In diesem Essay wird die Frage beantwortet, ob und wie Twitter für die Bildung
von Filterblasen prädestiniert ist. Dabei soll nicht nur auf die Algorithmen von
Twitter eingegangen werden, sondern auch auf weitere Funktionsweisen der
Plattform.
Zunächst zum Begriff der „Filterblase“. Dieser wird im
öffentlichen Diskurs zwar oft verwendet, seine genaue Bedeutung ist jedoch
nicht immer bekannt. Eli Pariser prägte den Begriff Filterblase 2011. Darunter
versteht der US-Amerikaner einen, von Internetplattformen durch personalisierte
Filter beeinflussten, selektiven Konsum digitaler Medien (Vgl. Pariser, 2012,
62-63). Drei Merkmale unterscheiden die Filterblase im Internet demnach von einem
selbst gesteuerten Konsum von Medieninhalten. Zunächst ist die Filterblase dank
Algorithmen individuell auf die User ausgerichtet. Durch die Singularität
unserer eigenen Filterblase – kein anderer User sollte ein absolut identisches
Profil für die Algorithmen haben – sieht Pariser die Gefahr einer Entfremdung
zwischen den Menschen, welche zunehmend unterschiedliche Inhalte konsumieren.

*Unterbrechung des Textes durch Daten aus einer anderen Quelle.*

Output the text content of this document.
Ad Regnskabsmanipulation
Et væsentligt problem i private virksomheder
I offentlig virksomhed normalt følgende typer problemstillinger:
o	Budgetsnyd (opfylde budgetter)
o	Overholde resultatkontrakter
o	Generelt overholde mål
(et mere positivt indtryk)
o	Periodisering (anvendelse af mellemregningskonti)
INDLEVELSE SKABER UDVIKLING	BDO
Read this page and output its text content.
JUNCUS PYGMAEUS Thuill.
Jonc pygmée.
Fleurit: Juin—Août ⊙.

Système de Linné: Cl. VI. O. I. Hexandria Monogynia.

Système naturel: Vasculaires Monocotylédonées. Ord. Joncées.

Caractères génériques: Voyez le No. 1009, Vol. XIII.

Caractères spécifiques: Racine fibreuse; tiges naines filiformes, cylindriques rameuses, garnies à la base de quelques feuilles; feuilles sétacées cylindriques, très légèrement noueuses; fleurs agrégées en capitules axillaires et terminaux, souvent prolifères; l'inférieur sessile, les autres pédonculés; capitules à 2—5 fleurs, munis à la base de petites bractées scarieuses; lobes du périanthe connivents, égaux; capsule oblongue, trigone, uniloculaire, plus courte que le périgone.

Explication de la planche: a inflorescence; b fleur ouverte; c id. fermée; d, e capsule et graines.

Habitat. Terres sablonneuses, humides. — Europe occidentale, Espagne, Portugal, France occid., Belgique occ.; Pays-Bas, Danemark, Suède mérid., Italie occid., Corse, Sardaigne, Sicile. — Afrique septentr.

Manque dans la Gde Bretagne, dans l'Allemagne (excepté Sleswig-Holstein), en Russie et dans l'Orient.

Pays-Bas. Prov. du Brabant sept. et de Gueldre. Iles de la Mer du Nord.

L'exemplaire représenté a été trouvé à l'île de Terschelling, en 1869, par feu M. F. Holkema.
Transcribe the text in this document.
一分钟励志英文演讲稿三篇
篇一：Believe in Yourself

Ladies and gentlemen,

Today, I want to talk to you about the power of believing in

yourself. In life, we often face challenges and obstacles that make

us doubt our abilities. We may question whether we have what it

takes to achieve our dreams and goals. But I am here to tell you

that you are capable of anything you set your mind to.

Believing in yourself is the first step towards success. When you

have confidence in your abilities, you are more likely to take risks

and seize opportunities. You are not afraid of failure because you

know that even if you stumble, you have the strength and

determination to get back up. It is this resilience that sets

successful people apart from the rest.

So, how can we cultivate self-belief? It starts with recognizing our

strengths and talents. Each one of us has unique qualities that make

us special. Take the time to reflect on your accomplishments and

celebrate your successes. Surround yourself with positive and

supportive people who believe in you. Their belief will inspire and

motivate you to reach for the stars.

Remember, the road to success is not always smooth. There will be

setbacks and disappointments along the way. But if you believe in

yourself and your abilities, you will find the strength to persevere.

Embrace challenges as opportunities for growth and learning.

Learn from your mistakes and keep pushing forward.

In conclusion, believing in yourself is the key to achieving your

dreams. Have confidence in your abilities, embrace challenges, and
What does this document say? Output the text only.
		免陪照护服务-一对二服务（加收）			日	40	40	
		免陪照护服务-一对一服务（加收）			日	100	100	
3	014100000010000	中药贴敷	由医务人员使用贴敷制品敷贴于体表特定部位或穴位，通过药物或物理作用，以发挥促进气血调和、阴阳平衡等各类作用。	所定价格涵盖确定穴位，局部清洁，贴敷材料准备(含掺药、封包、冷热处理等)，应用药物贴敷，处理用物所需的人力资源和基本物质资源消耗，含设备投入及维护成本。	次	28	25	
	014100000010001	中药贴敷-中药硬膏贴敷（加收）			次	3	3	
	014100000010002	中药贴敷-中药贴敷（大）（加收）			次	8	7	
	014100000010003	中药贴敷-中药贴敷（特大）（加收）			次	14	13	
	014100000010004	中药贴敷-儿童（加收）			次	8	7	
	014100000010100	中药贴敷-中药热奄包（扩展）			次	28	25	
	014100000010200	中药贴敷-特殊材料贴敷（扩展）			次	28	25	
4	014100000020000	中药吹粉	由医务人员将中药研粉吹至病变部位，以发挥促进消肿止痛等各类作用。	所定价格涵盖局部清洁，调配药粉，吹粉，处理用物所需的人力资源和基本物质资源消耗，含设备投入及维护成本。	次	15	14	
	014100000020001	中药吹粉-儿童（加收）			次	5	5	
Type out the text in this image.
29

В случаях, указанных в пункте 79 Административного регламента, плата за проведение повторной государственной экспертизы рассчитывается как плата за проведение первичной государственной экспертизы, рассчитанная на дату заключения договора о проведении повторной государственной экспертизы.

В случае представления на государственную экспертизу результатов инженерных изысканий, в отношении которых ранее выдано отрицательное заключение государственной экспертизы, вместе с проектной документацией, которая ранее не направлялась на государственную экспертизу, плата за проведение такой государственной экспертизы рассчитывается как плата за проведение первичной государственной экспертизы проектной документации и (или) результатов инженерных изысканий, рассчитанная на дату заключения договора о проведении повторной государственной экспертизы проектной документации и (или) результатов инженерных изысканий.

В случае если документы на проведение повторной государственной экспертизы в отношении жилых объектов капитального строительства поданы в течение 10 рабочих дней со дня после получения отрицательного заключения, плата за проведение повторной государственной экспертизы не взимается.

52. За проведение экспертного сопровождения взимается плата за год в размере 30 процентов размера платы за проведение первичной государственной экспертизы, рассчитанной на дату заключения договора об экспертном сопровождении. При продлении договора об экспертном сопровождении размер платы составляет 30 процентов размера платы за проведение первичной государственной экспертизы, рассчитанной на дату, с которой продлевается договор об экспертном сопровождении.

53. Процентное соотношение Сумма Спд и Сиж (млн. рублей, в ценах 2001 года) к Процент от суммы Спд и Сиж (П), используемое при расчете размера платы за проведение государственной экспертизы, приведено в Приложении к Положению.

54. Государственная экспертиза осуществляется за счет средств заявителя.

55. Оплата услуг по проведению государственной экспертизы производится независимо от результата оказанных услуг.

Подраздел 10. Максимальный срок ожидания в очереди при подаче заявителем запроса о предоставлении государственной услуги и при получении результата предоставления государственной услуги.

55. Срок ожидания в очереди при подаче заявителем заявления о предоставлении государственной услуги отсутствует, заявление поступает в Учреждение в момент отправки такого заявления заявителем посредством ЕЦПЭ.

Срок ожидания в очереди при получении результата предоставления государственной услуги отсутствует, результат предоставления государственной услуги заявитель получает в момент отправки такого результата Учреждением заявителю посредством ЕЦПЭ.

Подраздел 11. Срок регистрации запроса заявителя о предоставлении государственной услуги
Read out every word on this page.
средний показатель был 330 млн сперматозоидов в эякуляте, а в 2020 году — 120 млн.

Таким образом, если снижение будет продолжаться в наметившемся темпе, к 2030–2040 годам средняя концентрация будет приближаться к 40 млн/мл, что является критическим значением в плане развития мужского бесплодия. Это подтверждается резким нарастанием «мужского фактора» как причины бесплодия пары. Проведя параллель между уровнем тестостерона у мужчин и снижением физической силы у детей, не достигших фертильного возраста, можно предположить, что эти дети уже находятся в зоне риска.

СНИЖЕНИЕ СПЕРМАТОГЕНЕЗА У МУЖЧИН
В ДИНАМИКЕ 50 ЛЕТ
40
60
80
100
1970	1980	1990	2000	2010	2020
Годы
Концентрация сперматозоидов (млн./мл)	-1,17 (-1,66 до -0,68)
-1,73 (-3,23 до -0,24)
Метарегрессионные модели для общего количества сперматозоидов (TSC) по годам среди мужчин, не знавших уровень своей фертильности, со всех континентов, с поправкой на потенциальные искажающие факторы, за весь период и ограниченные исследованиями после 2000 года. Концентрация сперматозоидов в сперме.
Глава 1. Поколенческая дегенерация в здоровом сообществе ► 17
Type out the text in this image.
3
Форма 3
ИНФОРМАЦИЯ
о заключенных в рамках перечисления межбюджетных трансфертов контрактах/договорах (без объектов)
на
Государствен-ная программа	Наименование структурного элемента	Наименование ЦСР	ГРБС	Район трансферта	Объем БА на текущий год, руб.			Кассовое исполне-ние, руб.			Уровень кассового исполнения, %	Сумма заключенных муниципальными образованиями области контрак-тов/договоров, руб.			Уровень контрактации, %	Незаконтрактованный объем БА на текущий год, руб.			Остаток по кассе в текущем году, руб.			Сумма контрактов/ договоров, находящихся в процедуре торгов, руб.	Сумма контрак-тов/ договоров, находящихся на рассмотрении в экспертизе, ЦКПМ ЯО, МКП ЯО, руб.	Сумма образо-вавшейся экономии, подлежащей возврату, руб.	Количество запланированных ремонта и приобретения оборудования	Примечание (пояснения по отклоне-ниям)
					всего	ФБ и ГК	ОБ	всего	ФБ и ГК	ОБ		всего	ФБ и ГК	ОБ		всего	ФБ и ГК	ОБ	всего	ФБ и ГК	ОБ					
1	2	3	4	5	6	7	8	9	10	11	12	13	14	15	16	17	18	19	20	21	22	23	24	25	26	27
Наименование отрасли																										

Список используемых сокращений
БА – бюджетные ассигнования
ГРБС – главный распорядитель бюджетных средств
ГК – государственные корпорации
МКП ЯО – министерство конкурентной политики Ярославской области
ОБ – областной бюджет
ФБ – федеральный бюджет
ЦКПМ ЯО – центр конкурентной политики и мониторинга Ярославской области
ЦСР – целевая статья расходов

Zudem sind Filterblasen intransparent und unsichtbar. Das von den
Internetplattformen erstellte Profil eines Users wird diesem nie gezeigt oder
erklärt. Folglich arbeiten die Plattformen und ihre Algorithmen nur mit
Annahmen über die Nutzer*innen. Die
letzte Dynamik der Filterblasen ist der Eintritt in diese: dieser geschieht unfreiwillig
mit dem Nutzen der Plattformen und ist nicht zu widerrufen, da die Plattformen
von den Filterblasen profitieren (Vgl. Pariser, 2012, 63). Pariser befürchtet,
dass die personalisierten Inhaltsanpassungen, welche Onlinedienste über
Algorithmen erstellen, zu einer repetitiven „Ich-Schleife“ führen, in welcher
Nutzer*innen nur gezeigt wird, was diese vermeintlich sehen wollen – basierend
auf dem, was sie bereits online gesehen haben. Überraschende Ausbrüche aus
einer Filterblase, wie sie in der analogen Welt passieren, sind dabei nicht
vorgesehen (Vgl. Pariser, 2011, 135).
Die Filterblase passt sich also den
eigenen Gewohnheiten an. Besonders auf politische Inhalte bezogen kann diese
Ich-Schleife in der Filterblase zu einer Radikalisierung führen. Sie ermöglicht
ein Ausblenden der politischen Gegenseiten, oder differenzierteren Berichten
und Ansichten, während die eigenen Ansichten kontinuierlich durch konforme
Inhalte untermauert werden.
Twitter, aber auch die anderen
großen Social-Media-Plattformen, bieten die Möglichkeit der politischen Ich-Schleife,
die lediglich die eigenen Ansichten bestätigt und Widersprüche ignoriert oder
ihnen die Legitimität abspricht (Vgl. Potter, 2020, 9). Viele Politiker*innen
und Aktivist*innen versuchen bewusst die Algorithmen der Plattform zu nutzen,
um Aufmerksamkeit auf ihre Themen zu lenken, besonders mithilfe von Hashtags,
über welche wiederum auf anderen Medien berichtet und diskutiert wird. Dabei
benutzen nicht alle Aktivist*innen und Politiker*innen auf Twitter die
Plattform zur Radikalisierung, es handelt sich dabei um eine auffällige, laute Minderheit.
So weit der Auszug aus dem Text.